Les vingt kilomètres suivants pourraient être qualifiés d’oeuvre picturale abstraite. Dépourvu de sens, pas spécialement esthétique et avec assez peu d’intérêt général, sinon d’être dans la même palette de couleur que la causeuse du salon. Ils ont, encore à ce jour, été les pires kilomètres de toute ma vie. C’est encore une zone grise pour moi que je n’arrive pas trop à m’expliquer. J’ai clairement dû parcourir ces vingt kilomètres dans une dimension parallèle inconnue. Je ne suis même pas certain que c’était moi sur ce parcours ni dans mes chaussures. C’était comme si je regardais quelqu’un d’autre courir et souffrir. Je me suis même dit à un moment que c’était très con de mourir seul en forêt comme ça, entre deux épinettes maigrichons et une souche de merisier pourrie rongée par les termites. Quand à l’autre bout du monde ma femme et mes filles m’attendaient à la ligne d’arrivée. Et c’est alors que je les ai imaginées, je les ai vues. Attendant leur père et son amoureux. C’est définitivement cette vision qui m’a fait mettre un pied devant l’autre pour toute la suite du trajet. Pas question de décevoir mes enfants, pas question de flancher, pas question de ne pas devenir un Ultratrailer aujourd’hui. C’était aujourd’hui que cela devait se produire, alors c’est aujourd’hui que cela se produira. J’avais déjà vécu l’abandon de mon marathon quelques mois plus tôt à cause d’une blessure. Pas question d’en rester là, pas question de repartir avec un échec. L’idée est simple, continuer d’avancer, toujours, comme tu vis ta vie. Avancer peu importe ce que cela demande. Peu importe les sacrifices. Même s’il faut puiser dans des ressources qui n’existent pas. J’y arriverai à crédit s’il le faut. On remboursera tout ça plus tard, en même temps que les dernières vacances en famille, j’imagine…

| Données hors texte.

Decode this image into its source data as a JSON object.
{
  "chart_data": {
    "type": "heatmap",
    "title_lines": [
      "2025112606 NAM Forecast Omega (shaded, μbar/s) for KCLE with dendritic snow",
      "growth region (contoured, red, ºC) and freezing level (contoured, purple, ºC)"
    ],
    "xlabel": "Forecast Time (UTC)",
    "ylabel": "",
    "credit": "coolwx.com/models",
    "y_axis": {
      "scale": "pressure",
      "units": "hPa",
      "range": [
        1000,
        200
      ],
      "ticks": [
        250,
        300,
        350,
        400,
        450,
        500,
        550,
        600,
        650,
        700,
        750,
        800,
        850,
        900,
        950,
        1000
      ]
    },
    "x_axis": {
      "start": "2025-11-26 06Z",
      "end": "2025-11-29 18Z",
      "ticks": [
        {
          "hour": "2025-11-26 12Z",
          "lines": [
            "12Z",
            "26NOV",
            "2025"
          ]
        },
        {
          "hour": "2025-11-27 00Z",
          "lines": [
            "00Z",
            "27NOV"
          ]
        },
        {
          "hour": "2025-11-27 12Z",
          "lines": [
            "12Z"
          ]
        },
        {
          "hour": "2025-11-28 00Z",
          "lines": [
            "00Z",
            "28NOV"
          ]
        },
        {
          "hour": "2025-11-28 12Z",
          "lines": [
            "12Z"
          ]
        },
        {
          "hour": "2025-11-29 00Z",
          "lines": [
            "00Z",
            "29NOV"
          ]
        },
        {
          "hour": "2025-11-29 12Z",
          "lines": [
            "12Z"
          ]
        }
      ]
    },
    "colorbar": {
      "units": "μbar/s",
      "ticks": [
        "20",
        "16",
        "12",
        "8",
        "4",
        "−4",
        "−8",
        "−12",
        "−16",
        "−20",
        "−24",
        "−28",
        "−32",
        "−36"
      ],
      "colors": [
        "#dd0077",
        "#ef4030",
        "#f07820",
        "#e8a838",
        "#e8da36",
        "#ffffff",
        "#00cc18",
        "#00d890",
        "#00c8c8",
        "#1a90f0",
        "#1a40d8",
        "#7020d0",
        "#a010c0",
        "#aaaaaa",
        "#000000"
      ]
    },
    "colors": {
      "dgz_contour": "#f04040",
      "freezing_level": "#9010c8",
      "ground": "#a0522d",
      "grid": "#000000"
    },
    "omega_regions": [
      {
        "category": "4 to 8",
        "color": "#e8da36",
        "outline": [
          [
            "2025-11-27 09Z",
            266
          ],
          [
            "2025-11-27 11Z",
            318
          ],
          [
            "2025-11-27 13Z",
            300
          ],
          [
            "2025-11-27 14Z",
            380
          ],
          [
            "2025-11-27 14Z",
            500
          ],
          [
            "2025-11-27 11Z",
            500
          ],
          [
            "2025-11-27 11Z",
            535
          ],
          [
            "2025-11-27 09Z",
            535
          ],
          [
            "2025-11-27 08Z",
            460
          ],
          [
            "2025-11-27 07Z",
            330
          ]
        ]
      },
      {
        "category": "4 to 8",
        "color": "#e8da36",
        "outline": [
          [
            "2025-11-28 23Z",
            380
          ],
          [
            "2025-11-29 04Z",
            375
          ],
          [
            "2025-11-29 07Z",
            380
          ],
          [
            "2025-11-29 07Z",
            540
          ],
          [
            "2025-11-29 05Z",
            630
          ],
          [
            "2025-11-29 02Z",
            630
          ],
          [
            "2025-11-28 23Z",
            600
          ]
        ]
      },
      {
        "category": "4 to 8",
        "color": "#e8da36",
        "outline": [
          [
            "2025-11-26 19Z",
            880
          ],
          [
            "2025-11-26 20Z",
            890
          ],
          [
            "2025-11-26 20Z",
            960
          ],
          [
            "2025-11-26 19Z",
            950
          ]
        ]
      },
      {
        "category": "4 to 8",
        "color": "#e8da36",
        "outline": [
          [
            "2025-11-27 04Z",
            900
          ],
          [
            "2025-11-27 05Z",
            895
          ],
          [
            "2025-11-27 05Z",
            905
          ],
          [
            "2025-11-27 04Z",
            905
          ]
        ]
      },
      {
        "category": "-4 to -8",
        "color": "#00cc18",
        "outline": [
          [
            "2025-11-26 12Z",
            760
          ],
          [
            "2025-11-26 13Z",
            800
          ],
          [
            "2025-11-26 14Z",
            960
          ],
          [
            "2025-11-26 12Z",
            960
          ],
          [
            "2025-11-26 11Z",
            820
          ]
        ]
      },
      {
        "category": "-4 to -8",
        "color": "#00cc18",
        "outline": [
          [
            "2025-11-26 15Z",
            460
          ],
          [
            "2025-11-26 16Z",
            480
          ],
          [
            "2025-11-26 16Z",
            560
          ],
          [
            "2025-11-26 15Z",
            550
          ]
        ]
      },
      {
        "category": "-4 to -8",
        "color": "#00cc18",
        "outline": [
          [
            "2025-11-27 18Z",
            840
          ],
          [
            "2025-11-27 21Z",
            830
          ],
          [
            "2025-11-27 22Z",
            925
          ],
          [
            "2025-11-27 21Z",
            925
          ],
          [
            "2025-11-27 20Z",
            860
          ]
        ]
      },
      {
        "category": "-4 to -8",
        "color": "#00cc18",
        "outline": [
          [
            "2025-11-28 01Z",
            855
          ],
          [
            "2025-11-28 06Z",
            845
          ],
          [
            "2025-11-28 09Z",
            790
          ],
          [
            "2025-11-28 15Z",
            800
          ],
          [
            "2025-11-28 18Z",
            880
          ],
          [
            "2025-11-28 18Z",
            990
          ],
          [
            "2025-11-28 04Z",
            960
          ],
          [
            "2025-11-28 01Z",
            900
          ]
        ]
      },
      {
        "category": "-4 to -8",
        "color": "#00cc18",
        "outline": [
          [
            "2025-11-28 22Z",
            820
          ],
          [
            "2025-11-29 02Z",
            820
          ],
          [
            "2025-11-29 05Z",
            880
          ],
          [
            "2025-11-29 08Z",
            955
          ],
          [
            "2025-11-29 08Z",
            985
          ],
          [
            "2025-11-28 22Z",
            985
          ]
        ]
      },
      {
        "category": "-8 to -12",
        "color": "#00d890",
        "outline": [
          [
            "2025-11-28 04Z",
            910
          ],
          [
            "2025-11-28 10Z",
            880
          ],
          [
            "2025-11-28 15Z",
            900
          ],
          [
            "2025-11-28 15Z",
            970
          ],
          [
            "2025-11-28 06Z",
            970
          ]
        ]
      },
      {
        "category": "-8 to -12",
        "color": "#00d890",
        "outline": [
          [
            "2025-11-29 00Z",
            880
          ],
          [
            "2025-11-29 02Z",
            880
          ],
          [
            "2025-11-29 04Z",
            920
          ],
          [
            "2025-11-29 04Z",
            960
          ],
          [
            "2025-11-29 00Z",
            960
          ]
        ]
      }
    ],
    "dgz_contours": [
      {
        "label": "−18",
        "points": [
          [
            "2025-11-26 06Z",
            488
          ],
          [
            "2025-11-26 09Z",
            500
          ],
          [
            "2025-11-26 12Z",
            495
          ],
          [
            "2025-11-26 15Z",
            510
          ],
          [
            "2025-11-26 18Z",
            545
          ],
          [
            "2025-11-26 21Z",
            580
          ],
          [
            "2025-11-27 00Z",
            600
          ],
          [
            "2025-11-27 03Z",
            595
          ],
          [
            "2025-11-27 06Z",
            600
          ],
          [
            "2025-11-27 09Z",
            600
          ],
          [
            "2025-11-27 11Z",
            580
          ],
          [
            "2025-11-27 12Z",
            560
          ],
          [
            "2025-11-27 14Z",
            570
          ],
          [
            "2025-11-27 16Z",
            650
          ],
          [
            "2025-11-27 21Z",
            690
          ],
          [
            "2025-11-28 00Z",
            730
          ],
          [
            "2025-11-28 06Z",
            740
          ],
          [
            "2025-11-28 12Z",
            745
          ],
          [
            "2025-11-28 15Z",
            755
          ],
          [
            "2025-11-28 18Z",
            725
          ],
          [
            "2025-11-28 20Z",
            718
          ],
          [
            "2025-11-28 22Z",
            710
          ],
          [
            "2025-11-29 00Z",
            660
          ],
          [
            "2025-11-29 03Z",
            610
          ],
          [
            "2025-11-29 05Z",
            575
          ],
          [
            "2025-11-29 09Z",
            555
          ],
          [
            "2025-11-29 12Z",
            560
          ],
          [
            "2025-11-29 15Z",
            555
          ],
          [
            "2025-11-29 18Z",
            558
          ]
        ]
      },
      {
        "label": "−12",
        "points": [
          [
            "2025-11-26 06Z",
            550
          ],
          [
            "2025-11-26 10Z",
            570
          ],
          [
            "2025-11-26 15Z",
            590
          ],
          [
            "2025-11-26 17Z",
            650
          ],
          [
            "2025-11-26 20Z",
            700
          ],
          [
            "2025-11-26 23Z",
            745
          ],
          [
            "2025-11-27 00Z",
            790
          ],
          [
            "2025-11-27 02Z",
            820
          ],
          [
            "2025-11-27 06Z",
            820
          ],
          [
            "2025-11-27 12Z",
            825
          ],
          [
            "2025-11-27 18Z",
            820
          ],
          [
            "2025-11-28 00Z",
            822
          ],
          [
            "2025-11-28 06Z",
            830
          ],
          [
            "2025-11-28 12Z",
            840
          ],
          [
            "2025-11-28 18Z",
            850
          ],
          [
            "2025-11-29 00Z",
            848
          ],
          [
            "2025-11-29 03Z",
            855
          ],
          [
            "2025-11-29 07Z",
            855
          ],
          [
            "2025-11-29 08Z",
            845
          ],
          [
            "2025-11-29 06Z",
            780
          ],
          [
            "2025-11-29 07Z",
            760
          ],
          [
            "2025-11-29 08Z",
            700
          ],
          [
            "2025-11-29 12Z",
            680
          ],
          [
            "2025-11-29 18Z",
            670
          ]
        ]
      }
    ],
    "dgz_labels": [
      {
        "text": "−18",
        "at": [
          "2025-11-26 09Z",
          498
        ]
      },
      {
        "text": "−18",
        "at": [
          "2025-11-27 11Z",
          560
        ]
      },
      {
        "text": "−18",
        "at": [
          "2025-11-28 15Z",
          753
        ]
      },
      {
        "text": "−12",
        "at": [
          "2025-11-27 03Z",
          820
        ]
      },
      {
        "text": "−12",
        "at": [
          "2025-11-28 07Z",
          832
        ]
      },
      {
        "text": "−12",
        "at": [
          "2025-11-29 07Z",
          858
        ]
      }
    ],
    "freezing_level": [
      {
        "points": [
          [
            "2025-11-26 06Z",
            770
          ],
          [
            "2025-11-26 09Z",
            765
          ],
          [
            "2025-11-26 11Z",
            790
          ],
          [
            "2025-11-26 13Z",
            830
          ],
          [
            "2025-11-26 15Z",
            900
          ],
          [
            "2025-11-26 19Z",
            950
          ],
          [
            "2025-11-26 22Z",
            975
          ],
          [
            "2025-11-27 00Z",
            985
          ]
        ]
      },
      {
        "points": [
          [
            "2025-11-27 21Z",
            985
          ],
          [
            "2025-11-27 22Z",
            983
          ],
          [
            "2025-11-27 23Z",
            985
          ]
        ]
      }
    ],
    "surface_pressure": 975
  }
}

J’aimerais beaucoup pouvoir détailler cette fin de course. Mais comment expliquer un coma. Quels mots peuvent d’écrire l’absence de présence. J’entends jusqu’ici quelques amis poètes me dire qu’ils peuvent écrire des ouvrages entiers avec les mots « Absence de Présence ». Je ne suis ici qu’un humble coureur assez peu friand d’art abstrait. Je revois certaines images, certains paysages, mais rien d’autre. J’ai découvert ce jour là que mon corps pouvait m’abandonner, mais mon esprit, ma volonté, ma hargne, ma rage, pouvaient me transporter loin, très loin. C’est difficile à exprimer en mot concret, puisque c’est complétement irrationnel. Mais dans ces moments, ton cerveau devient ton pire ennemi. C’est ta raison. Et on utilise le mot raison pour construire le mot raisonnable. Et ce que tu es en train de faire à ce moment-là, est tout sauf raisonnable. C’est lui, le cerveau, le responsable des abandons. C’est ta tête et ta raison qui sont là pour te protéger, mais qui également t’empêchent de dépasser tout ça, d’aller au-delà de tes connaissances. Mon cerveau avait été déconnecté depuis un bon moment déjà. Il ne gérait plus rien, il avait été relevé de ses fonctions. J’ai poursuivi ce projet avec autre chose que ma tête. Ici, je parle d’un truc nommé « LA » force. Je l’imagine toujours comme une portion invisible de mon cerveau, suspendu à l’arrière de ma tête. C’est un peu comme les services secrets de ton esprit. Ton propre agent infiltré. Personne ne le voit, personne ne le connait, personne ne connait son identité, ni son visage. Mais il agit quand c’est nécessaire. Vif et précis. Il fait son boulot, puis il disparait aussi vite. Quand tu te retournes pour le remercier. Il s’est toujours évaporé, comme Zoro dans « La Marque de Zoro ».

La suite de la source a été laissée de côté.